Perhaps this lends further credence to the suspicion that Duvert has a more subversive message than the ending implies, but 2047: Virtual Revolution, despite its premise, seems interested in surface-level philosophizing only. Alas, when Duvert so blatantly invokes Blade Runner as an inspiration for his film’s aesthetic, he is clearly asking for comparison. Nash’s overly explained rationale for his choice at the end suggests Duvert felt his visual narrative was not enough and he needed to hammer a point home.
While 2047: Virtual Revolution is not just dumb Action/Sci-Fi, it does not hit the right notes as a meditation on the themes it overtly wants to explore and as an Action film, it does not do much to stand out. As a result, it never quite feels like it does more than merely use the complex themes it is so enamored with as window-dressing for that standard Sci-Fi Action.

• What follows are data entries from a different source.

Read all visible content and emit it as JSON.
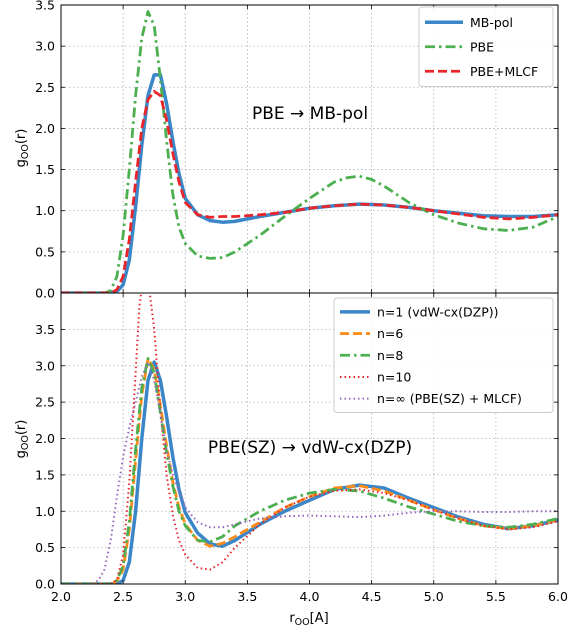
{
  "chart_data": [
    {
      "type": "line",
      "annotation": "PBE → MB-pol",
      "ylabel": "g_OO(r)",
      "xlim": [
        2.0,
        6.0
      ],
      "ylim": [
        0.0,
        3.5
      ],
      "yticks": [
        "0.0",
        "0.5",
        "1.0",
        "1.5",
        "2.0",
        "2.5",
        "3.0",
        "3.5"
      ],
      "grid": true,
      "legend_position": "top-right",
      "series": [
        {
          "name": "MB-pol",
          "color": "#3a86c8",
          "style": "solid",
          "x": [
            2.0,
            2.4,
            2.45,
            2.5,
            2.55,
            2.6,
            2.65,
            2.7,
            2.75,
            2.8,
            2.85,
            2.9,
            2.95,
            3.0,
            3.1,
            3.2,
            3.3,
            3.4,
            3.5,
            3.6,
            3.8,
            4.0,
            4.2,
            4.4,
            4.6,
            4.8,
            5.0,
            5.2,
            5.4,
            5.6,
            5.8,
            6.0
          ],
          "y": [
            0.0,
            0.0,
            0.02,
            0.1,
            0.4,
            1.05,
            1.8,
            2.4,
            2.65,
            2.65,
            2.3,
            1.85,
            1.45,
            1.15,
            0.95,
            0.88,
            0.86,
            0.87,
            0.9,
            0.93,
            0.98,
            1.03,
            1.06,
            1.08,
            1.07,
            1.04,
            1.0,
            0.97,
            0.94,
            0.93,
            0.93,
            0.95
          ]
        },
        {
          "name": "PBE",
          "color": "#4caf50",
          "style": "dashdot",
          "x": [
            2.0,
            2.35,
            2.4,
            2.45,
            2.5,
            2.55,
            2.6,
            2.65,
            2.7,
            2.75,
            2.8,
            2.85,
            2.9,
            2.95,
            3.0,
            3.1,
            3.2,
            3.3,
            3.4,
            3.6,
            3.8,
            4.0,
            4.2,
            4.3,
            4.4,
            4.5,
            4.6,
            4.8,
            5.0,
            5.2,
            5.4,
            5.6,
            5.8,
            6.0
          ],
          "y": [
            0.0,
            0.0,
            0.03,
            0.2,
            0.7,
            1.5,
            2.4,
            3.1,
            3.42,
            3.25,
            2.6,
            1.85,
            1.2,
            0.8,
            0.6,
            0.45,
            0.42,
            0.43,
            0.5,
            0.7,
            0.93,
            1.15,
            1.35,
            1.4,
            1.42,
            1.38,
            1.3,
            1.1,
            0.95,
            0.85,
            0.78,
            0.76,
            0.8,
            0.93
          ]
        },
        {
          "name": "PBE+MLCF",
          "color": "#e8252a",
          "style": "dashed",
          "x": [
            2.0,
            2.4,
            2.45,
            2.5,
            2.55,
            2.6,
            2.65,
            2.7,
            2.75,
            2.8,
            2.85,
            2.9,
            2.95,
            3.0,
            3.1,
            3.2,
            3.3,
            3.4,
            3.6,
            3.8,
            4.0,
            4.2,
            4.4,
            4.6,
            4.8,
            5.0,
            5.2,
            5.4,
            5.6,
            5.8,
            6.0
          ],
          "y": [
            0.0,
            0.0,
            0.04,
            0.2,
            0.65,
            1.35,
            2.0,
            2.35,
            2.45,
            2.4,
            2.1,
            1.7,
            1.35,
            1.1,
            0.95,
            0.92,
            0.93,
            0.93,
            0.95,
            0.98,
            1.03,
            1.06,
            1.08,
            1.07,
            1.04,
            1.0,
            0.96,
            0.92,
            0.9,
            0.92,
            0.95
          ]
        }
      ]
    },
    {
      "type": "line",
      "annotation": "PBE(SZ) → vdW-cx(DZP)",
      "xlabel": "r_OO[A]",
      "ylabel": "g_OO(r)",
      "xlim": [
        2.0,
        6.0
      ],
      "ylim": [
        0.0,
        4.0
      ],
      "xticks": [
        "2.0",
        "2.5",
        "3.0",
        "3.5",
        "4.0",
        "4.5",
        "5.0",
        "5.5",
        "6.0"
      ],
      "yticks": [
        "0.0",
        "0.5",
        "1.0",
        "1.5",
        "2.0",
        "2.5",
        "3.0",
        "3.5"
      ],
      "grid": true,
      "legend_position": "top-right",
      "series": [
        {
          "name": "n=1 (vdW-cx(DZP))",
          "color": "#3a86c8",
          "style": "solid",
          "x": [
            2.0,
            2.45,
            2.5,
            2.55,
            2.6,
            2.65,
            2.7,
            2.75,
            2.8,
            2.85,
            2.9,
            2.95,
            3.0,
            3.1,
            3.2,
            3.3,
            3.4,
            3.6,
            3.8,
            4.0,
            4.2,
            4.4,
            4.6,
            4.8,
            5.0,
            5.2,
            5.4,
            5.6,
            5.8,
            6.0
          ],
          "y": [
            0.0,
            0.0,
            0.05,
            0.3,
            1.0,
            2.0,
            2.8,
            3.05,
            2.8,
            2.3,
            1.75,
            1.3,
            0.98,
            0.7,
            0.55,
            0.52,
            0.6,
            0.82,
            1.0,
            1.15,
            1.3,
            1.36,
            1.32,
            1.18,
            1.05,
            0.92,
            0.82,
            0.76,
            0.8,
            0.88
          ]
        },
        {
          "name": "n=6",
          "color": "#ff8c1a",
          "style": "dashed",
          "x": [
            2.0,
            2.4,
            2.45,
            2.5,
            2.55,
            2.6,
            2.65,
            2.7,
            2.75,
            2.8,
            2.85,
            2.9,
            2.95,
            3.0,
            3.1,
            3.2,
            3.3,
            3.4,
            3.6,
            3.8,
            4.0,
            4.2,
            4.4,
            4.6,
            4.8,
            5.0,
            5.2,
            5.4,
            5.6,
            5.8,
            6.0
          ],
          "y": [
            0.0,
            0.0,
            0.04,
            0.2,
            0.75,
            1.7,
            2.6,
            3.1,
            2.95,
            2.45,
            1.9,
            1.4,
            1.05,
            0.82,
            0.6,
            0.52,
            0.56,
            0.65,
            0.85,
            1.05,
            1.2,
            1.32,
            1.35,
            1.28,
            1.15,
            1.02,
            0.9,
            0.8,
            0.76,
            0.8,
            0.88
          ]
        },
        {
          "name": "n=8",
          "color": "#4caf50",
          "style": "dashdot",
          "x": [
            2.0,
            2.4,
            2.45,
            2.5,
            2.55,
            2.6,
            2.65,
            2.7,
            2.75,
            2.8,
            2.85,
            2.9,
            2.95,
            3.0,
            3.1,
            3.2,
            3.3,
            3.4,
            3.6,
            3.8,
            4.0,
            4.2,
            4.4,
            4.6,
            4.8,
            5.0,
            5.2,
            5.4,
            5.6,
            5.8,
            6.0
          ],
          "y": [
            0.0,
            0.0,
            0.05,
            0.25,
            0.85,
            1.85,
            2.7,
            3.1,
            2.9,
            2.35,
            1.8,
            1.35,
            1.0,
            0.8,
            0.6,
            0.58,
            0.65,
            0.8,
            1.0,
            1.15,
            1.25,
            1.3,
            1.28,
            1.18,
            1.06,
            0.96,
            0.86,
            0.8,
            0.78,
            0.82,
            0.9
          ]
        },
        {
          "name": "n=10",
          "color": "#e8252a",
          "style": "dotted",
          "x": [
            2.0,
            2.4,
            2.45,
            2.5,
            2.55,
            2.6,
            2.63,
            2.66,
            2.7,
            2.75,
            2.8,
            2.85,
            2.9,
            2.95,
            3.0,
            3.1,
            3.2,
            3.3,
            3.4,
            3.6,
            3.8,
            4.0,
            4.2,
            4.4,
            4.6,
            4.8,
            5.0,
            5.2,
            5.4,
            5.6,
            5.8,
            6.0
          ],
          "y": [
            0.0,
            0.0,
            0.06,
            0.4,
            1.4,
            2.9,
            3.8,
            4.2,
            4.2,
            3.5,
            2.4,
            1.5,
            0.95,
            0.6,
            0.4,
            0.22,
            0.2,
            0.3,
            0.5,
            0.82,
            1.05,
            1.2,
            1.28,
            1.3,
            1.25,
            1.15,
            1.02,
            0.9,
            0.8,
            0.75,
            0.78,
            0.86
          ]
        },
        {
          "name": "n=∞ (PBE(SZ) + MLCF)",
          "color": "#9467bd",
          "style": "dotted",
          "x": [
            2.0,
            2.25,
            2.3,
            2.35,
            2.4,
            2.45,
            2.5,
            2.55,
            2.6,
            2.65,
            2.7,
            2.75,
            2.8,
            2.85,
            2.9,
            3.0,
            3.1,
            3.2,
            3.3,
            3.4,
            3.6,
            3.8,
            4.0,
            4.2,
            4.4,
            4.6,
            4.8,
            5.0,
            5.2,
            5.4,
            5.6,
            5.8,
            6.0
          ],
          "y": [
            0.0,
            0.0,
            0.05,
            0.2,
            0.6,
            1.2,
            1.75,
            2.15,
            2.5,
            2.85,
            3.05,
            2.8,
            2.35,
            1.85,
            1.5,
            1.05,
            0.85,
            0.78,
            0.78,
            0.82,
            0.9,
            0.93,
            0.94,
            0.93,
            0.92,
            0.94,
            0.98,
            1.0,
            1.0,
            0.99,
            0.99,
            1.0,
            1.0
          ]
        }
      ]
    }
  ]
}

For these reasons, CrypticRock.com gives 2047: Virtual Revolution 2.5 out of 5 stars.
There’s an exposition dump early on where Nash’s contact, Dina, explains to Nash (i.e., the audience) how the world works: the corporation is paid by the subscribers to their ‘verses, the government pays UBI to the citizens and the corporation pay taxes to the government. And Dina’s explanation of how the government can afford to pay UBI to a citizenry of 24/7 gamers is Dupert’s critique of the world. I think that conversation is the philosophical basis of the movie, and everything that happens thereafter is explained by it, most especially the ending. I can’t really say why without spoiling the movie, so I won’t. You are right, there are some unasked and unanswered questions raised by “Virtual Revolution.” For example if, as Dina says in that exposition dump, most of the Connected die at or before age 40 because no medical care, overweight, and no personal life (hence no babies being made) doesn’t that mean that society is facing a massive population crash? I mean, genocidal levels. But that issue is neither mentioned nor confronted.
Anyway, good review, you were alert to the fact that the movie was working on underlying issues and wasn’t the Blade Runner/gamer movie it looked like superficially. Enjoyed it!